If there is hope, part of it comes from the author’s own tenacity. She wants to learn who people really are. She is looking for some real relationships. She focuses on her upbringing and does not become lurid. Indeed, she passes over her late teens and early twenties other than to say in general terms, she experimented with sex, drugs, and alcohol—things that at this point had been going on in her family for most of the century. She says she does not want to “glamorize” these things.
There are two parts to this book, then. The first two thirds or so is her story of dysfunction and redemption. I am not a terribly emotional person, but at one point I confess I was getting misty as she described a discovery made in a medical laboratory. She said that other patients who did not know her were crying. Yes, most of us would.

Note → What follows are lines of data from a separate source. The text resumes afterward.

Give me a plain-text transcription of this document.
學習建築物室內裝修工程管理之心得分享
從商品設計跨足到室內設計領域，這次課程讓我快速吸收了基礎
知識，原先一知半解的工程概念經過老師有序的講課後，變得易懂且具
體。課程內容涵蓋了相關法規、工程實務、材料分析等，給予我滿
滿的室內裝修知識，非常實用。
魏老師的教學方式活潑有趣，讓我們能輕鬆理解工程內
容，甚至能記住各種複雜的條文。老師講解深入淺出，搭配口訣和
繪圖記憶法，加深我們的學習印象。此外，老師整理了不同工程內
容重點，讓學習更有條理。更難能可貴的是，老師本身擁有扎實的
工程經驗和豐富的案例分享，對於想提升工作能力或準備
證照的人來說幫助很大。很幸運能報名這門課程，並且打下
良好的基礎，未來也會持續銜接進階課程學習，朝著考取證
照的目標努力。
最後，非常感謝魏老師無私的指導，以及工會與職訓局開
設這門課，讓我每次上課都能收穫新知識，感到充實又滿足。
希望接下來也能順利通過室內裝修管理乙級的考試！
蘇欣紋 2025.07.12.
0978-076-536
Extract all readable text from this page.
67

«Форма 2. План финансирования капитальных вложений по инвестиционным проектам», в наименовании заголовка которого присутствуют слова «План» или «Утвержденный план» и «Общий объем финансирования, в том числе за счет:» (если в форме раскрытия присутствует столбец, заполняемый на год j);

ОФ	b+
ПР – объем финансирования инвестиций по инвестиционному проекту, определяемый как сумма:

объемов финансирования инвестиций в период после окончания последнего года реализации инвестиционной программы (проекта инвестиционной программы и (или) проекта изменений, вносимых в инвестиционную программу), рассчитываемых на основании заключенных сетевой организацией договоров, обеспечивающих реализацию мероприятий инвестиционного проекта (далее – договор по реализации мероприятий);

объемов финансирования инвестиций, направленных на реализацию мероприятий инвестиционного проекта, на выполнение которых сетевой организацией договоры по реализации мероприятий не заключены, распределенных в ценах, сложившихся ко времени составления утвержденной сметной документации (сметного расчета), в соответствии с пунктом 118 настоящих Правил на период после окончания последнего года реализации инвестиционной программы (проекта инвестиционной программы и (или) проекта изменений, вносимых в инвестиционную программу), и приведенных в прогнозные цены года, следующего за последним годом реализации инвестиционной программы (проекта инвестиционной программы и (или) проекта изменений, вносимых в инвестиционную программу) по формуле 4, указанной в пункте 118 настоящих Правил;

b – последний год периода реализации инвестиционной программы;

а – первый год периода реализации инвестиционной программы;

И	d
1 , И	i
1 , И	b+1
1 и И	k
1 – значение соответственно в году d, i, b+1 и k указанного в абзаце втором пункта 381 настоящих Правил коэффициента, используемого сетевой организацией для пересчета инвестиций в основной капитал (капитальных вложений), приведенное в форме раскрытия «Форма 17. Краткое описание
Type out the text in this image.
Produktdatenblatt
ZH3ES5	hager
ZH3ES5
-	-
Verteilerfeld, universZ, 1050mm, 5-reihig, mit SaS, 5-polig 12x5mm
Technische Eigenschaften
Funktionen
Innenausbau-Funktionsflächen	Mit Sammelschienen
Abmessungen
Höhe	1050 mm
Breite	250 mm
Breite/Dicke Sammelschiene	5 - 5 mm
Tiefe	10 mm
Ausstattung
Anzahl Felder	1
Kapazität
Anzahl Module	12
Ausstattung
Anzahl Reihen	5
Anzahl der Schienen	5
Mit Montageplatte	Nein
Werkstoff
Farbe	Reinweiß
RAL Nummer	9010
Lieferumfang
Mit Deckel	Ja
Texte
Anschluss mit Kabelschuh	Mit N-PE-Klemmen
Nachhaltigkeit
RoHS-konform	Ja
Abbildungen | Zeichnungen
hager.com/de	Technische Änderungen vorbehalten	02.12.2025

Indeed, she notes how God did play an important part in her redemption. Some things that happened appear to most readers as more than just a mere coincidence. Such behaviors that cause children to rebel or hate or fear or escape “grieve the heart of God.” As she began to understand not only herself, but her mother, her ancestors, her various aunts and uncles and stepparents, she saw how she could rise above these behaviors and start over. She could even become a positive force in the life of her own children when she had been mostly a negative influence before.

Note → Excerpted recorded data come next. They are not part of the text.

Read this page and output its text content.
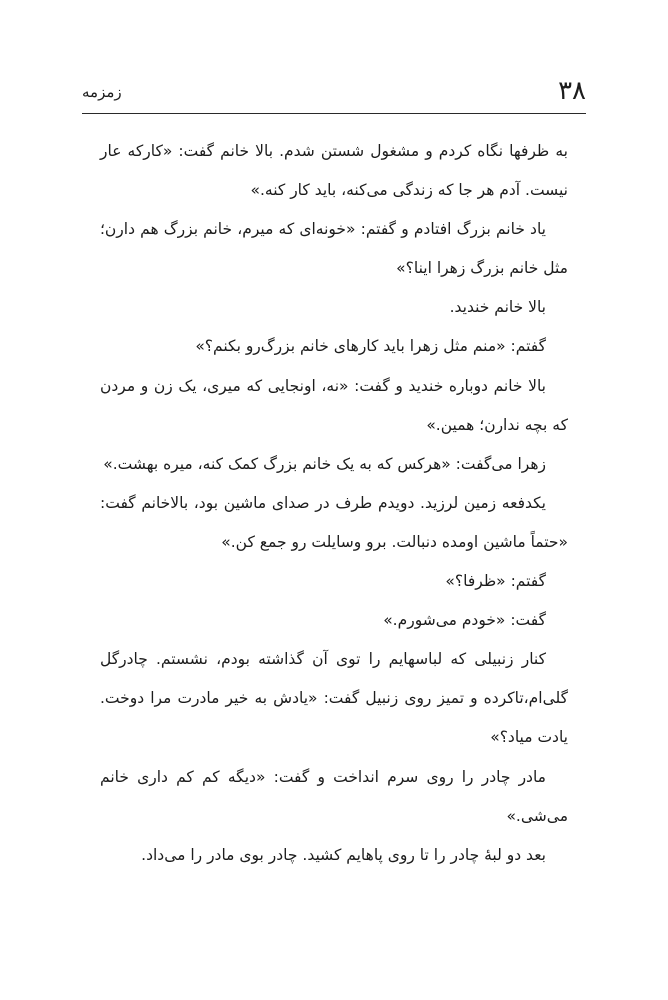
۳۸
زمزمه

به ظرفها نگاه کردم و مشغول شستن شدم. بالا خانم گفت: «کارکه عار نیست. آدم هر جا که زندگی می‌کنه، باید کار کنه.»

یاد خانم بزرگ افتادم و گفتم: «خونه‌ای که میرم، خانم بزرگ هم دارن؛ مثل خانم بزرگ زهرا اینا؟»

بالا خانم خندید.

گفتم: «منم مثل زهرا باید کارهای خانم بزرگ‌رو بکنم؟»

بالا خانم دوباره خندید و گفت: «نه، اونجایی که میری، یک زن و مردن که بچه ندارن؛ همین.»

زهرا می‌گفت: «هرکس که به یک خانم بزرگ کمک کنه، میره بهشت.»

یکدفعه زمین لرزید. دویدم طرف در صدای ماشین بود، بالاخانم گفت: «حتماً ماشین اومده دنبالت. برو وسایلت رو جمع کن.»

گفتم: «ظرفا؟»

گفت: «خودم می‌شورم.»

کنار زنبیلی که لباسهایم را توی آن گذاشته بودم، نشستم. چادرگل گلی‌ام،تاکرده و تمیز روی زنبیل گفت: «یادش به خیر مادرت مرا دوخت. یادت میاد؟»

مادر چادر را روی سرم انداخت و گفت: «دیگه کم کم داری خانم می‌شی.»

بعد دو لبهٔ چادر را تا روی پاهایم کشید. چادر بوی مادر را می‌داد.
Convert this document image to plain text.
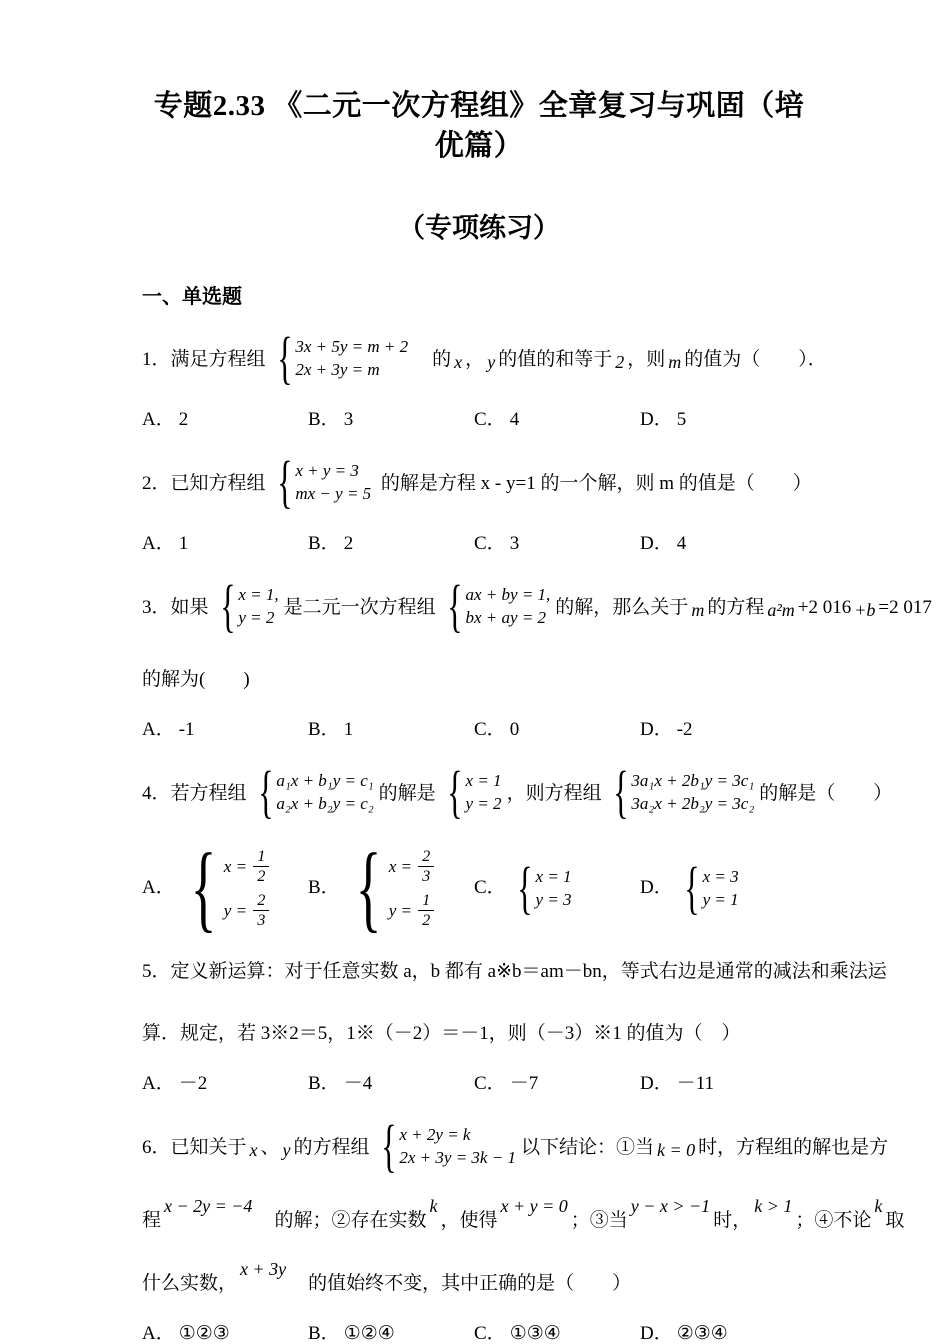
专题2.33 《二元一次方程组》全章复习与巩固（培优篇）
（专项练习）
一、单选题
1．满足方程组 { 3x + 5y = m + 2
2x + 3y = m	　的 x ， y 的值的和等于 2 ，则 m 的值为（　　）．
A． 2	B． 3	C． 4	D． 5
2．已知方程组 { x + y = 3
mx − y = 5 的解是方程 x - y=1 的一个解，则 m 的值是（　　）
A． 1	B． 2	C． 3	D． 4
3．如果 { x = 1,
y = 2 是二元一次方程组 { ax + by = 1,
bx + ay = 2 的解，那么关于 m 的方程 a²m +2 016 +b =2 017
的解为(　　)
A． -1	B． 1	C． 0	D． -2
4．若方程组 { a₁x + b₁y = c₁
a₂x + b₂y = c₂ 的解是 { x = 1
y = 2 ，则方程组 { 3a₁x + 2b₁y = 3c₁
3a₂x + 2b₂y = 3c₂ 的解是（　　）
A． { $x = \frac{1}{2}$
$y = \frac{2}{3}$
B． { $x = \frac{2}{3}$
$y = \frac{1}{2}$
C． { x = 1
y = 3
D． { x = 3
y = 1
5．定义新运算：对于任意实数 a，b 都有 a※b＝am－bn，等式右边是通常的减法和乘法运
算．规定，若 3※2＝5，1※（－2）＝－1，则（－3）※1 的值为（　）
A． －2	B． －4	C． －7	D． －11
6．已知关于 x 、 y 的方程组 { x + 2y = k
2x + 3y = 3k − 1 以下结论：①当 k = 0 时，方程组的解也是方
程x − 2y = −4　的解；②存在实数k，使得x + y = 0；③当y − x > −1时，k > 1；④不论k取
什么实数，x + 3y　的值始终不变，其中正确的是（　　）
A． ①②③	B． ①②④	C． ①③④	D． ②③④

The last third begins with a chapter titled “Turning Towards Healing.” But it is not just about her own healing. Generations Deep shares how the reader can become free in spite of parental abuse or other inherited poor behaviors. She emphasizes that it may take time. It requires forgiveness. She reminds us, for example, that forgiveness is not the same as reconciliation. We can forgive people, even those who do not apologize or who do not change themselves. She recognizes that this can be hard, a real battle.
I had to go through the battle inside of me that the choice to forgive created. And it was a battle. So, My Dear Friend, if you’re going through a struggle with forgiveness today, let me encourage you to lean in. The freedom it will bring you is worth the fight.

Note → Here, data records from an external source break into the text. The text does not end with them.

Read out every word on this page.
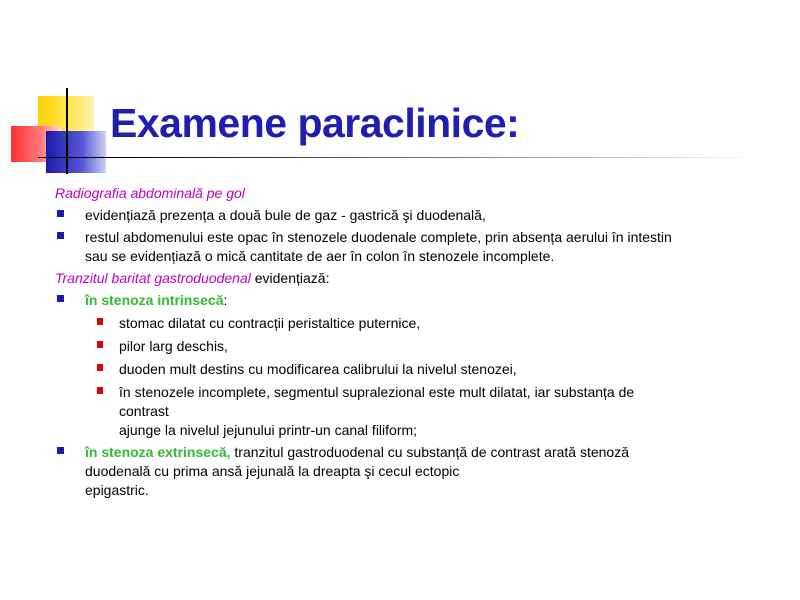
Examene paraclinice:

Radiografia abdominală pe gol

evidențiază prezența a două bule de gaz - gastrică şi duodenală,
restul abdomenului este opac în stenozele duodenale complete, prin absența aerului în intestin
sau se evidențiază o mică cantitate de aer în colon în stenozele incomplete.

Tranzitul baritat gastroduodenal evidențiază:

în stenoza intrinsecă:
stomac dilatat cu contracții peristaltice puternice,
pilor larg deschis,
duoden mult destins cu modificarea calibrului la nivelul stenozei,
în stenozele incomplete, segmentul supralezional este mult dilatat, iar substanța de
contrast
ajunge la nivelul jejunului printr-un canal filiform;
în stenoza extrinsecă, tranzitul gastroduodenal cu substanță de contrast arată stenoză
duodenală cu prima ansă jejunală la dreapta şi cecul ectopic
epigastric.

You may be thinking, “But Gina, you have no idea what I’ve suffered.” And you know what? You’re right. I absolutely do not. But, right here, right now, I want to tell you that I’m sorry you went through it. Whatever “it” was or is. It breaks my heart that you’ve not only suffered, but that you’ve continued to carry the weight of it. (224, italics in original)
While it is clear that the Lord had much to do with the author’s healing, she notes that certain therapeutic techniques work even if people have different beliefs. Above all, this book encourages the reader. Even someone who grew up in a stable environment can learn from this and perhaps make some changes. It certainly can help us understand the behavior of others.
The author herself has become a Licensed Professional Counselor. She, then, shares techniques and various counseling approaches that can help. There is not only a moving story, but a wealth of wisdom and knowledge in this book. This book will minister to many people, especially those raised in broken homes and dysfunctional families. It could be helpful to those who counsel them as well. This is the way autobiographies should be done.